Building on our previous rant on data caps killing The Cloud []; I do think there is an opportunity for service providers in The Cloud, but it’s not really about them offering anything new or exciting in terms of technology. It’s about utility. The thing that the service providers have that over-the-top (OTT) players, like Apple, Google and Microsoft, don’t have is how close they are to the consumer. For my data to get to Apple or Google or Microsoft it has to traverse the service providers network and then some backbone providers network before ending up in some Microsoft, Google or Apple data center half way around the world. On the other hand The Cloud operated by my service provider is just down the road (in internet terms). This is where the opportunity lies.

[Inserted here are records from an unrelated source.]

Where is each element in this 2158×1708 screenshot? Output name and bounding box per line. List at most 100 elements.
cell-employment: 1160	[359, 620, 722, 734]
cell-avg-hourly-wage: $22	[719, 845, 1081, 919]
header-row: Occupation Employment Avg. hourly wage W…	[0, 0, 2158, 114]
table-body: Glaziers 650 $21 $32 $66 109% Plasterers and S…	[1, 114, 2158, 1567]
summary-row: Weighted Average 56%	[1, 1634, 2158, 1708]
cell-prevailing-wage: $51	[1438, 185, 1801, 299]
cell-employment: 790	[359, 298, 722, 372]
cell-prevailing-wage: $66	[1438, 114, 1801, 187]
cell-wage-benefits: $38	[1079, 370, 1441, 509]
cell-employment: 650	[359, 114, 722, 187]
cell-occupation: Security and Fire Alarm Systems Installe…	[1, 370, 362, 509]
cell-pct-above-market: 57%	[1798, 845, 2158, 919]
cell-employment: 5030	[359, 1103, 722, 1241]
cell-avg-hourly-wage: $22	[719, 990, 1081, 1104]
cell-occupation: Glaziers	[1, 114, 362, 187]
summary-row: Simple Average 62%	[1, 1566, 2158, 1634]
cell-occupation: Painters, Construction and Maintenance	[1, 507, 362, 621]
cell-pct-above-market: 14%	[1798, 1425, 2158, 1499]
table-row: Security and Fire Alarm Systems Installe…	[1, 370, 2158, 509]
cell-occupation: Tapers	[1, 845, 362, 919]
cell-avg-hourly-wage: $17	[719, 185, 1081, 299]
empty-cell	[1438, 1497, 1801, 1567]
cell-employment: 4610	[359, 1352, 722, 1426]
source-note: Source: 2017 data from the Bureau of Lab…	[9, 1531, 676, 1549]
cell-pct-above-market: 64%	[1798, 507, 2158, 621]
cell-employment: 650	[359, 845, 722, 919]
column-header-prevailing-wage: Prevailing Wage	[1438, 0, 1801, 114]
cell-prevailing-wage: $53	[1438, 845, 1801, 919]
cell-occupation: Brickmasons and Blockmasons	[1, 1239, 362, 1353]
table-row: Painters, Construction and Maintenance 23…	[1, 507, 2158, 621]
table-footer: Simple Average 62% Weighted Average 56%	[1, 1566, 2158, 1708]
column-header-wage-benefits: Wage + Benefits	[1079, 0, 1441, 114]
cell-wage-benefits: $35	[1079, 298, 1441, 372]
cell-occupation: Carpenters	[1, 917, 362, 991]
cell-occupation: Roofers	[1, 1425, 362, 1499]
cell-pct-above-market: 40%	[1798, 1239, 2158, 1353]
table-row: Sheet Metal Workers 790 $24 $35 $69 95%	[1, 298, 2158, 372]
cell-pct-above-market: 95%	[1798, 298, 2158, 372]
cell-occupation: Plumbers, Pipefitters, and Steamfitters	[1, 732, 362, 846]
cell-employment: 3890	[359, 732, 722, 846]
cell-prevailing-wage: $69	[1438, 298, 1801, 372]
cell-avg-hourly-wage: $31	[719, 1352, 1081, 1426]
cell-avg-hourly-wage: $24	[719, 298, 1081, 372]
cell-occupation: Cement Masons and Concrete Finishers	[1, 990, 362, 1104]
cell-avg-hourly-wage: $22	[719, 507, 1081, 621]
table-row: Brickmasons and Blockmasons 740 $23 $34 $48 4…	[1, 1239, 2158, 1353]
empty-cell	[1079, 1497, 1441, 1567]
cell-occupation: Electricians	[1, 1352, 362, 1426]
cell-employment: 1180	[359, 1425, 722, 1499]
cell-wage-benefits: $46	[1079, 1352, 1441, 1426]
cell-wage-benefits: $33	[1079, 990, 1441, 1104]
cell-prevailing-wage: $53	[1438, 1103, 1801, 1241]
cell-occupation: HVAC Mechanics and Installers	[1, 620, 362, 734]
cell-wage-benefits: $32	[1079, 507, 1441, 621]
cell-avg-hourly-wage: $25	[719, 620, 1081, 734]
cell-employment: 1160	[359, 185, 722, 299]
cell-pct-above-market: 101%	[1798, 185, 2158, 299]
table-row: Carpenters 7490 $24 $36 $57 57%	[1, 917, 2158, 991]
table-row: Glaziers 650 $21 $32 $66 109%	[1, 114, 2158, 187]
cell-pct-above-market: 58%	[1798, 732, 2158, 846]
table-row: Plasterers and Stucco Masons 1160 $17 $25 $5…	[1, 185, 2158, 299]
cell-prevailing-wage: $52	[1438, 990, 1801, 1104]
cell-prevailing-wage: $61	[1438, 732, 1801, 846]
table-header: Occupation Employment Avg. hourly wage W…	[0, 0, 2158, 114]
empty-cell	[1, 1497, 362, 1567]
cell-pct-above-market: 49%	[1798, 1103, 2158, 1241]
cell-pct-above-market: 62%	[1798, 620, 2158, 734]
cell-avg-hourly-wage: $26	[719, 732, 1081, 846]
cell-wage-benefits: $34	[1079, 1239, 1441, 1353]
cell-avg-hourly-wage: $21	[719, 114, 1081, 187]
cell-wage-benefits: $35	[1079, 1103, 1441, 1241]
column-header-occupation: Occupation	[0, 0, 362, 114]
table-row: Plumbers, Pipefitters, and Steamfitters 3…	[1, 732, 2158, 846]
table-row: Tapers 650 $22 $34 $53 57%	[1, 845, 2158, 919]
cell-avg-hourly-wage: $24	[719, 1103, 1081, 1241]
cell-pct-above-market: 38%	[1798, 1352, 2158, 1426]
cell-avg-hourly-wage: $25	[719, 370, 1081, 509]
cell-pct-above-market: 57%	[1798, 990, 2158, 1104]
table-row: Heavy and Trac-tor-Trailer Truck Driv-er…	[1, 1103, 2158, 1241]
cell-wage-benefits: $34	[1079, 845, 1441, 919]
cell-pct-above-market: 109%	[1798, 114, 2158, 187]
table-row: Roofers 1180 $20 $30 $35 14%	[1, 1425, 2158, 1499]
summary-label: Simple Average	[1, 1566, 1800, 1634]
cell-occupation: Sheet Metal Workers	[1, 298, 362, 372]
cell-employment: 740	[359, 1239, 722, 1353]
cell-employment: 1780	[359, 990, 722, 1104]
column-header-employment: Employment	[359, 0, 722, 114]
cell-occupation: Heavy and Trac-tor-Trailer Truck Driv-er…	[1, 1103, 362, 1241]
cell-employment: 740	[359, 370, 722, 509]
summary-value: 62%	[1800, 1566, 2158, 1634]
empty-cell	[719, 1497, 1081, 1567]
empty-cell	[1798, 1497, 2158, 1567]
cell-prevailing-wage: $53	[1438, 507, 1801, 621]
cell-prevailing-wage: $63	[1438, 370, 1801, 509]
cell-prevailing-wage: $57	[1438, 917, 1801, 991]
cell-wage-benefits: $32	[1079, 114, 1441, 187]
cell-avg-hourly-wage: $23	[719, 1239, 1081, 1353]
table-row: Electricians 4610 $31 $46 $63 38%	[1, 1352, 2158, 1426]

If I was a service provider I’d put together a cloud service that was designed around using that advantage. Rather than trying to be the be-all-end-all provider of the content itself — a nasty low margin business (which has sidetracked me before [] — I’d be the best cloud for the consumers. Since I’m close and own the network, transmission quality is within my control for streaming media. So I’d sell the customer a cloud service that allowed unlimited upload, download and streaming of any data they want; I don’t care where it came from. My cloud cost you a flat rate and you can do what you want with that data over my network. At the same time there is still a cap on your out-of-network data traffic, so using someone else’s cloud could cost you, and if you want to stream a lot of data it could cost you a lot. One more thing that is needed to make this work, at least for me, is a guarantee that I can take my media back out as easily as I can put it in, so there is not data lock-in only the typical commercial lock-in of a contract.

This is the cloud service I want – open (in terms of where I buy the content does not matter; unlimited upload/download and streaming, high speed and good quality. I would pay for that.